Leo swallowed. Denying it would be untrue as well as upsetting to James, but he couldn’t agree without feeling like he had committed James to more than he could possibly understand. The fact was that he stayed with James when he was in England. What little he possessed, he kept at James’s house. But the idea of sharing a home with James seemed so grossly improbable that he felt like a charlatan saying it aloud.
“All the more reason for us not to be in one another’s pockets when we’re away from home,” he managed. “We don’t want anyone to think that I’m anything more than a bachelor friend who stays in your spare room when I’m not traveling for business.” Under the table, he pressed his leg against James’s.
“All right,” James conceded. He looked so disappointed that Leo wanted to crawl into his lap and kiss him.
“Thanks, Jamie,” Leo said with a conciliatory smile.
James, his face red, opened his mouth to speak but nothing came out.
“Should I not call you that?” Leo asked. “I just heard your cousin—”
“It’s fine,” James said quickly. “I like it.”
“Good.”
“Well, in the interest of getting this done with as soon as possible, instead of going to the library, I ought to go back to Blackthorn and see what I can turn up by way of photographs.”
Leo had one item of business to dispatch before getting a taxi to the library, so he said goodbye to James and lingered in his seat in the corner of the tea shop. He waited for Madame Fournier and her friend to settle their bill and leave, then got to his feet and headed for the door, bending once as if to pick something off the ground.
“I beg your pardon,” he told a waitress. “But the woman in the mouse-colored felt hat dropped this glove.” The glove, in fact, belonged to Wendy, who left stray gloves all over the village.

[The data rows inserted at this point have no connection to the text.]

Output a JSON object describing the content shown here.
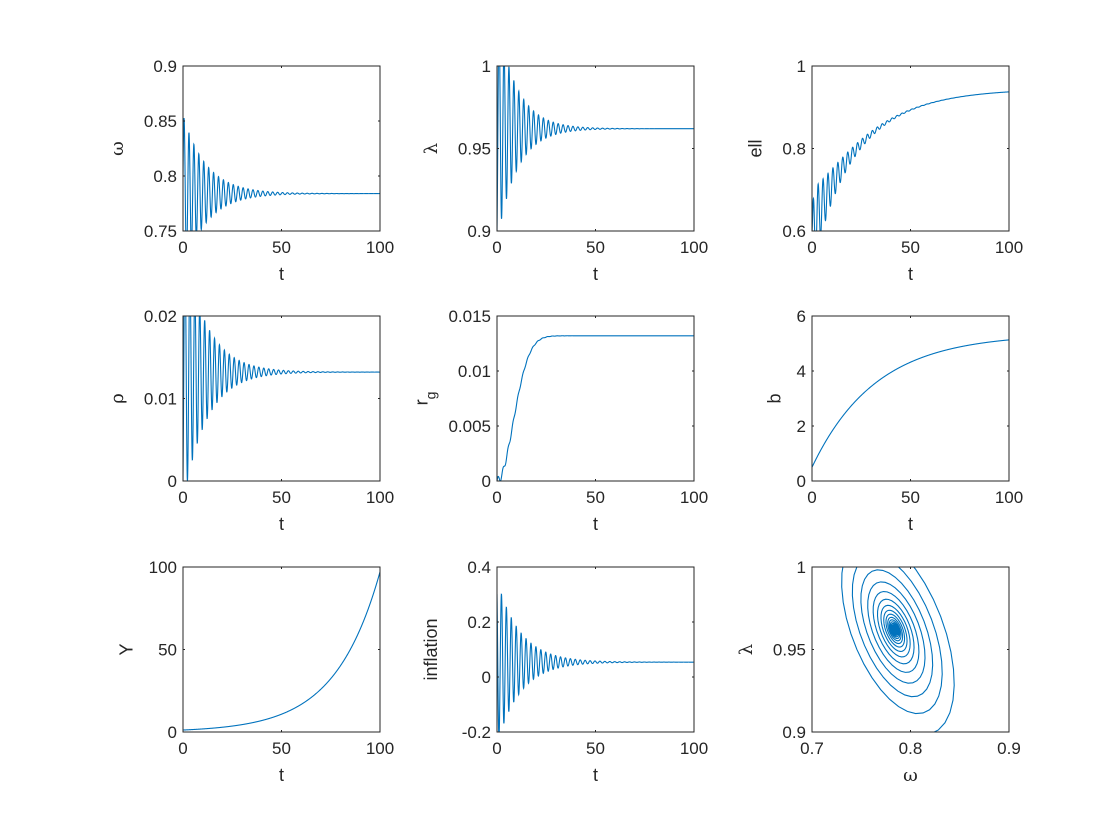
{
  "figure": {
    "series_color": "#0072BD"
  },
  "chart_data": [
    {
      "type": "line",
      "xlabel": "t",
      "ylabel": "ω",
      "xlim": [
        0,
        100
      ],
      "ylim": [
        0.75,
        0.9
      ],
      "xticks": [
        0,
        50,
        100
      ],
      "xtick_labels": [
        "0",
        "50",
        "100"
      ],
      "yticks": [
        0.75,
        0.8,
        0.85,
        0.9
      ],
      "ytick_labels": [
        "0.75",
        "0.8",
        "0.85",
        "0.9"
      ],
      "series": [
        {
          "model": "damped",
          "start": 0.8,
          "final": 0.784,
          "amplitude": 0.07,
          "period": 2.5,
          "decay": 0.085,
          "duration": 100
        }
      ]
    },
    {
      "type": "line",
      "xlabel": "t",
      "ylabel": "λ",
      "xlim": [
        0,
        100
      ],
      "ylim": [
        0.9,
        1
      ],
      "xticks": [
        0,
        50,
        100
      ],
      "xtick_labels": [
        "0",
        "50",
        "100"
      ],
      "yticks": [
        0.9,
        0.95,
        1
      ],
      "ytick_labels": [
        "0.9",
        "0.95",
        "1"
      ],
      "series": [
        {
          "model": "damped",
          "start": 0.9,
          "final": 0.962,
          "amplitude": 0.03,
          "period": 2.5,
          "decay": 0.1,
          "duration": 100
        }
      ]
    },
    {
      "type": "line",
      "xlabel": "t",
      "ylabel": "ell",
      "xlim": [
        0,
        100
      ],
      "ylim": [
        0.6,
        1
      ],
      "xticks": [
        0,
        50,
        100
      ],
      "xtick_labels": [
        "0",
        "50",
        "100"
      ],
      "yticks": [
        0.6,
        0.8,
        1
      ],
      "ytick_labels": [
        "0.6",
        "0.8",
        "1"
      ],
      "series": [
        {
          "model": "rise-osc",
          "start": 0.6,
          "final": 0.945,
          "rate": 0.038,
          "amplitude": 0.1,
          "period": 2.5,
          "decay": 0.09,
          "duration": 100
        }
      ]
    },
    {
      "type": "line",
      "xlabel": "t",
      "ylabel": "ρ",
      "xlim": [
        0,
        100
      ],
      "ylim": [
        0,
        0.02
      ],
      "xticks": [
        0,
        50,
        100
      ],
      "xtick_labels": [
        "0",
        "50",
        "100"
      ],
      "yticks": [
        0,
        0.01,
        0.02
      ],
      "ytick_labels": [
        "0",
        "0.01",
        "0.02"
      ],
      "series": [
        {
          "model": "damped",
          "start": 0,
          "final": 0.0132,
          "amplitude": 0.009,
          "period": 2.5,
          "decay": 0.085,
          "duration": 100
        }
      ]
    },
    {
      "type": "line",
      "xlabel": "t",
      "ylabel": "r",
      "ylabel_sub": "g",
      "xlim": [
        0,
        100
      ],
      "ylim": [
        0,
        0.015
      ],
      "xticks": [
        0,
        50,
        100
      ],
      "xtick_labels": [
        "0",
        "50",
        "100"
      ],
      "yticks": [
        0,
        0.005,
        0.01,
        0.015
      ],
      "ytick_labels": [
        "0",
        "0.005",
        "0.01",
        "0.015"
      ],
      "series": [
        {
          "model": "sigmoid",
          "start": 0,
          "final": 0.0132,
          "midpoint": 12,
          "width": 4.5,
          "ripple": 0.0004,
          "period": 2.5,
          "duration": 100
        }
      ]
    },
    {
      "type": "line",
      "xlabel": "t",
      "ylabel": "b",
      "xlim": [
        0,
        100
      ],
      "ylim": [
        0,
        6
      ],
      "xticks": [
        0,
        50,
        100
      ],
      "xtick_labels": [
        "0",
        "50",
        "100"
      ],
      "yticks": [
        0,
        2,
        4,
        6
      ],
      "ytick_labels": [
        "0",
        "2",
        "4",
        "6"
      ],
      "series": [
        {
          "model": "saturate",
          "start": 0.5,
          "final": 5.35,
          "rate": 0.031,
          "duration": 100
        }
      ]
    },
    {
      "type": "line",
      "xlabel": "t",
      "ylabel": "Y",
      "xlim": [
        0,
        100
      ],
      "ylim": [
        0,
        100
      ],
      "xticks": [
        0,
        50,
        100
      ],
      "xtick_labels": [
        "0",
        "50",
        "100"
      ],
      "yticks": [
        0,
        50,
        100
      ],
      "ytick_labels": [
        "0",
        "50",
        "100"
      ],
      "series": [
        {
          "model": "exponential",
          "start": 1.2,
          "final": 97,
          "duration": 100
        }
      ]
    },
    {
      "type": "line",
      "xlabel": "t",
      "ylabel": "inflation",
      "xlim": [
        0,
        100
      ],
      "ylim": [
        -0.2,
        0.4
      ],
      "xticks": [
        0,
        50,
        100
      ],
      "xtick_labels": [
        "0",
        "50",
        "100"
      ],
      "yticks": [
        -0.2,
        0,
        0.2,
        0.4
      ],
      "ytick_labels": [
        "-0.2",
        "0",
        "0.2",
        "0.4"
      ],
      "series": [
        {
          "model": "damped-cos",
          "final": 0.054,
          "amplitude": 0.3,
          "period": 2.5,
          "decay": 0.085,
          "duration": 100
        }
      ]
    },
    {
      "type": "line",
      "xlabel": "ω",
      "ylabel": "λ",
      "xlim": [
        0.7,
        0.9
      ],
      "ylim": [
        0.9,
        1
      ],
      "xticks": [
        0.7,
        0.8,
        0.9
      ],
      "xtick_labels": [
        "0.7",
        "0.8",
        "0.9"
      ],
      "yticks": [
        0.9,
        0.95,
        1
      ],
      "ytick_labels": [
        "0.9",
        "0.95",
        "1"
      ],
      "series": [
        {
          "model": "spiral",
          "center": [
            0.784,
            0.962
          ],
          "start": [
            0.8,
            0.9
          ],
          "decay": 0.09,
          "period": 2.5,
          "duration": 100
        }
      ]
    }
  ]
}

The last time Leo had worn this cardigan, he had found the glove on the edge of the pigsty and rescued it, then forgot all about it. “I don’t suppose you know who she is in order to see that it’s returned to her?”
“Mrs. Mudge isn’t usually so scattered,” said the waitress. “And it’s a cold day out. She’ll be wanting that glove.”
“If you tell me where I can find Mrs. Mudge, I can return the glove to her myself and spare you the bother of keeping track of it. Besides,” he added, leaning in, “I’m in need of a good deed to do today.”
“I’ll bet you are,” she said with a wink. “Mr. Mudge is the grocer, and Mrs. Mudge will be headed over there now in order to help at the till.”
Leo thought about going directly to the grocer, but judged that he’d rather speak with Mrs. Mudge after reviewing the newspaper. He shoved his hands into his pockets and went outside to find a taxi.